O que fazer com os cadáveres no Himalaia
Recente descoberta dos restos mortais de três alpinistas no pico K2 reaviva o debate sobre a falta de um protocolo para recuperar os corpos nos tetos do mundo
Desaparecidos desde 5 de fevereiro na zona mais alta do pico K2 (8.611 m), em pleno inverno de Karakorum, os corpos do paquistanês Ali Sapdara, do islandês John Snorri e do chileno Juan Pablo Mohr foram encontrados em 26 de julho por uma equipe de guias da etnia sherpa do Nepal que equipavam a clássica rota conhecida como Esporão dos Abruzzos. A última pessoa que viu o trio com vida foi Sajid Sapdara, filho de Ali: no alvorecer de 5 de fevereiro, seu regulador de oxigênio artificial parou de funcionar e ele decidiu abrir mão de ir até o topo. A temperatura rondava os 40 graus negativos, e o grupo enfrentava o Gargalo, a parte mais técnica e complicada da montanha. Sem saber, Sajid se despediu para sempre de seu pai, de seu cliente John Snorri e do chileno Mohr, que subia sem a ajuda de oxigênio artificial e desejava dedicar a escalada ao seu amigo espanhol Sergi Mingote, falecido dias antes, quando trabalhava na sua aclimatação. Quando um alpinista morre, causa dor e perguntas sem resposta para seus familiares.
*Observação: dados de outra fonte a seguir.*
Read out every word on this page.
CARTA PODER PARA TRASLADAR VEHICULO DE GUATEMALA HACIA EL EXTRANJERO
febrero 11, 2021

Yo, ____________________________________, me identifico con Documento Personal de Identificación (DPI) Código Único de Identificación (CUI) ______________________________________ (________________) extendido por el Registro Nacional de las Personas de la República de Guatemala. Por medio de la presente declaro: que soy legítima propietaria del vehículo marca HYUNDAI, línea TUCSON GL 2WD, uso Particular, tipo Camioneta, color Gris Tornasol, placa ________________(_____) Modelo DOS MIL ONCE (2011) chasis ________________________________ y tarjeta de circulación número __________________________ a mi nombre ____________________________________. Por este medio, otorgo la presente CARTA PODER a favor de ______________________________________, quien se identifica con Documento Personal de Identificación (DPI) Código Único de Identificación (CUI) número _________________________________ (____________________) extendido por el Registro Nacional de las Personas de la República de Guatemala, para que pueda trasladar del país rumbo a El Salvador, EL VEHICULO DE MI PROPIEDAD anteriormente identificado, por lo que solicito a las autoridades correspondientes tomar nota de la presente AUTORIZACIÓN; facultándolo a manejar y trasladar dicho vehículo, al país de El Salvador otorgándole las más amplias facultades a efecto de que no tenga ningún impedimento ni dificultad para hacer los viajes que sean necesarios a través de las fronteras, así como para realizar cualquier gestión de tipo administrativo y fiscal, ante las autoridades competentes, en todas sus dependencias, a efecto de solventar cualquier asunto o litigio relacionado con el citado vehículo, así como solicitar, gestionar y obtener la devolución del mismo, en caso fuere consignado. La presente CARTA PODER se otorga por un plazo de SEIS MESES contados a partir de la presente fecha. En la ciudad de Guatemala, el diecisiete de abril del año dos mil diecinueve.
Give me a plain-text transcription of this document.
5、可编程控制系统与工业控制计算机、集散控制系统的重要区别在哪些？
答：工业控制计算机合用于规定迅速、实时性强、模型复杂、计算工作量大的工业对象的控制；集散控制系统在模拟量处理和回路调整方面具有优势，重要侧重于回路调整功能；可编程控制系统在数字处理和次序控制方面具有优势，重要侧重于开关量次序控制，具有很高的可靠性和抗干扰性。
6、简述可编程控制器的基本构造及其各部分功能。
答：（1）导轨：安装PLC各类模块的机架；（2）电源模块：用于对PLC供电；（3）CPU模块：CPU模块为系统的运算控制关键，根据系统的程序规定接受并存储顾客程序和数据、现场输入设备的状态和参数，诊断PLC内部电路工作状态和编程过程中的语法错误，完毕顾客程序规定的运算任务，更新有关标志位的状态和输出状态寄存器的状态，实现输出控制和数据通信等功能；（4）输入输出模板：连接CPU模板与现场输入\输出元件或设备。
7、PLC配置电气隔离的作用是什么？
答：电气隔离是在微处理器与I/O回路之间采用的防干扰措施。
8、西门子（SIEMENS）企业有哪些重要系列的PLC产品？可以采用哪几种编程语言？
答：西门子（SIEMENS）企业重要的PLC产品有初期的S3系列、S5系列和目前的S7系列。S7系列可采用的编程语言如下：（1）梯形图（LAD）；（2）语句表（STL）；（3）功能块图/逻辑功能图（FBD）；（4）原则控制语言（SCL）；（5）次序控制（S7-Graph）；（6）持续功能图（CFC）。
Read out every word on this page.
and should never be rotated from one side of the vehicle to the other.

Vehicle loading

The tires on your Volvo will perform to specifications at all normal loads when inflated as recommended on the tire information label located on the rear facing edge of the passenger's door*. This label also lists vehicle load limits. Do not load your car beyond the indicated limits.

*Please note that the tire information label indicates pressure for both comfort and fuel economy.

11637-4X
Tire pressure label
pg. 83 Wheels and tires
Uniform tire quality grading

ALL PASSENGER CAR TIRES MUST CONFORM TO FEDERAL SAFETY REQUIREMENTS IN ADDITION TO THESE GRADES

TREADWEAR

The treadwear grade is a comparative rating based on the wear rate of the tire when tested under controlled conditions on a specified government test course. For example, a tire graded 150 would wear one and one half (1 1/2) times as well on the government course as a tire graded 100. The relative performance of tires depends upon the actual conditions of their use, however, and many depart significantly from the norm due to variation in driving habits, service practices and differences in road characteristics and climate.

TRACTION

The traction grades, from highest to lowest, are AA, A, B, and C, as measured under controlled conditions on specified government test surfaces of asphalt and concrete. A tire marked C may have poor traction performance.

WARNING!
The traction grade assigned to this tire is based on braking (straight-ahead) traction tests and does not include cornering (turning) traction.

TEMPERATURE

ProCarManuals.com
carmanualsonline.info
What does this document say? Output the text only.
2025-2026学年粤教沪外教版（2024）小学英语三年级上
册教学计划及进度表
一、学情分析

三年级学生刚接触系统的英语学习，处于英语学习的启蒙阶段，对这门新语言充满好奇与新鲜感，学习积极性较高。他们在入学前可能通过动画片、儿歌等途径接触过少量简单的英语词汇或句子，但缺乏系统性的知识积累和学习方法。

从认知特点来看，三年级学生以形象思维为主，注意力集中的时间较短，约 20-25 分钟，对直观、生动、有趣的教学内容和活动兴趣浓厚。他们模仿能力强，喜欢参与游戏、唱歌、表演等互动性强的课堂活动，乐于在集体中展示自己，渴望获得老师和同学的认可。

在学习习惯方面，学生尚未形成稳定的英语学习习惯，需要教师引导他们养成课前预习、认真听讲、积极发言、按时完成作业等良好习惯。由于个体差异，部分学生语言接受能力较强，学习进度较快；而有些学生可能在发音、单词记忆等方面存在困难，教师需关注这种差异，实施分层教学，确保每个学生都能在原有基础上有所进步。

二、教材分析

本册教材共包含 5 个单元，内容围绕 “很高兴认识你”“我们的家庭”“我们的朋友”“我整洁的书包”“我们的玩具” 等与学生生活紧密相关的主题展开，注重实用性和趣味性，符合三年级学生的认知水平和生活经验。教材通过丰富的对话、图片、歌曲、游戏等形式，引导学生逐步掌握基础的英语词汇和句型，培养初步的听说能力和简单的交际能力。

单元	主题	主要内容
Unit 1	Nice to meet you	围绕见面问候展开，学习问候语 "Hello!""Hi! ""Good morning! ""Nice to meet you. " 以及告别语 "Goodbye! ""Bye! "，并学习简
Os sherpas se depararam com os restos de Mohr a 7.955 metros, bem perto de onde se localiza habitualmente o último acampamento de altitude prévio ao cume. Em 5 de fevereiro, o acampamento se encontrava a 7.330 metros de altitude: em sua tenda, Sajid manteve uma luz acesa a noite toda para guiar o trio, mas nunca chegou a vê-los outra vez. O corpo de Ali foi achado a 8.300 metros, atado a uma corda fixa, assim como o de Snorri, poucos metros acima. Todos morreram quando baixavam, como provam os equipamentos de descenso instalados nos arnês de Ali e John e unidos às cordas fixas. Naquela noite, a intensidade do vento aumentou. O cansaço e o frio extremo certamente causaram as três mortes. A localização dos corpos, em 26 de julho, foi um alívio para Sajid, quem também se encontrava de retorno à montanha com a ideia de resgatar os três cadáveres. Além disso, estava obcecado com a ideia de descobrir o que aconteceu a partir do momento em que se separou do grupo: chegaram ao cume? Ou só estiveram perto? Sofreram algum acidente? Sajid recuperou câmeras, GPS e relógios dos corpos com a intenção de reconstruir a viagem dos três alpinistas. Por enquanto, não divulgou seu périplo, embora seja certo que não se perderam na rota e nem sofreram nenhum acidente.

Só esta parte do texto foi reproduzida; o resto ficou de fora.